Milestones ...

In this new life ... this English life, everyday seems to offer up the possibility of achieving some new milestone.

Today it was walking into the village to find the small bus that runs through the Surrey countryside, village to village.  It was about finding it and getting to my Sainsburys Superstore of choice, and back.  You're only halfway when you reach the top of that mountain and, as usual, I have no idea of my location here in this new world.

It ended up being such a lovely story though.  I was jog/trotting towards the stop, unusually late, when I saw the bus driving towards me.  I body-languaged, sadness and despair ... I may have waved and, much to my surprise, it stopped. 

I was so grateful!!  There was a lovely gentleman driving and I felt like I had stepped into a most marvelous English story as I boarded.  He was dropping off two friendly older woman, who welcomed me to the village as they left the bus at the next stop.

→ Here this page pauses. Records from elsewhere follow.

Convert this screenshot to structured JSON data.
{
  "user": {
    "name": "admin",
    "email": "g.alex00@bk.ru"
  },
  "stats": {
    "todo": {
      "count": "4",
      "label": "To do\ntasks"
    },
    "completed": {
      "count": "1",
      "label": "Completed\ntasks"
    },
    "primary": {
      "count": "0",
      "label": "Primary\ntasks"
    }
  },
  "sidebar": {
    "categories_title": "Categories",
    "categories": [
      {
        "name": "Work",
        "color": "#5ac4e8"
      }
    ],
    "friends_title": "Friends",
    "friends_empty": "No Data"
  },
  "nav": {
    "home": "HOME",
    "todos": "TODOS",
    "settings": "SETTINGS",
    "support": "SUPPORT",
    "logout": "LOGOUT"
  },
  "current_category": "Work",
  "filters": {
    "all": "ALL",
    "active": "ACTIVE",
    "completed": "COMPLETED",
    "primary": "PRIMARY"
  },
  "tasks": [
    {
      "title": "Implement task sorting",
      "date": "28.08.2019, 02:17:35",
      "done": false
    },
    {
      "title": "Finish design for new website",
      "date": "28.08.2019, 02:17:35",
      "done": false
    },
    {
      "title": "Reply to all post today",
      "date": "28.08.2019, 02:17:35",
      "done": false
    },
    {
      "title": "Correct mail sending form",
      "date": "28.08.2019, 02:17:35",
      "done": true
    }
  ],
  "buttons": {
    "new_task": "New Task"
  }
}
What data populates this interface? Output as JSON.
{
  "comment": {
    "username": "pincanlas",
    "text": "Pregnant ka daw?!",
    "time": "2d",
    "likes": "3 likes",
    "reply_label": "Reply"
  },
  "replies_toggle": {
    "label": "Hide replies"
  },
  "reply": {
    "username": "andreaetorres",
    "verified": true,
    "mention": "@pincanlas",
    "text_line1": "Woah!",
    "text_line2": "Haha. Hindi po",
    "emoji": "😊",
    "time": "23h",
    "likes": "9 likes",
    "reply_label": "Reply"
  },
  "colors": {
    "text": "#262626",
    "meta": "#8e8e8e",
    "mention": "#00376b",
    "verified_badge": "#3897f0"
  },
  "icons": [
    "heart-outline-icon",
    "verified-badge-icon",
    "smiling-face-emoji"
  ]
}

And I traveled with that lovely man, as he picked up other customers, talking ... of course.  Everyone chats on these buses (and so I've found a happy place).  And honestly, the English just keep impressing me with how lovely they are.

I shopped, and felt so successful as I sourced the ingredients for my Slow Cooker Coq au Vin.  I had bought the slow cooker, and a toastie pie maker/ meat griller too, as I settled into my new place.  But then I found a most marvelous little oven, with hotplates on top, for 50 pounds and so I have all I need to cook.  All and more:-)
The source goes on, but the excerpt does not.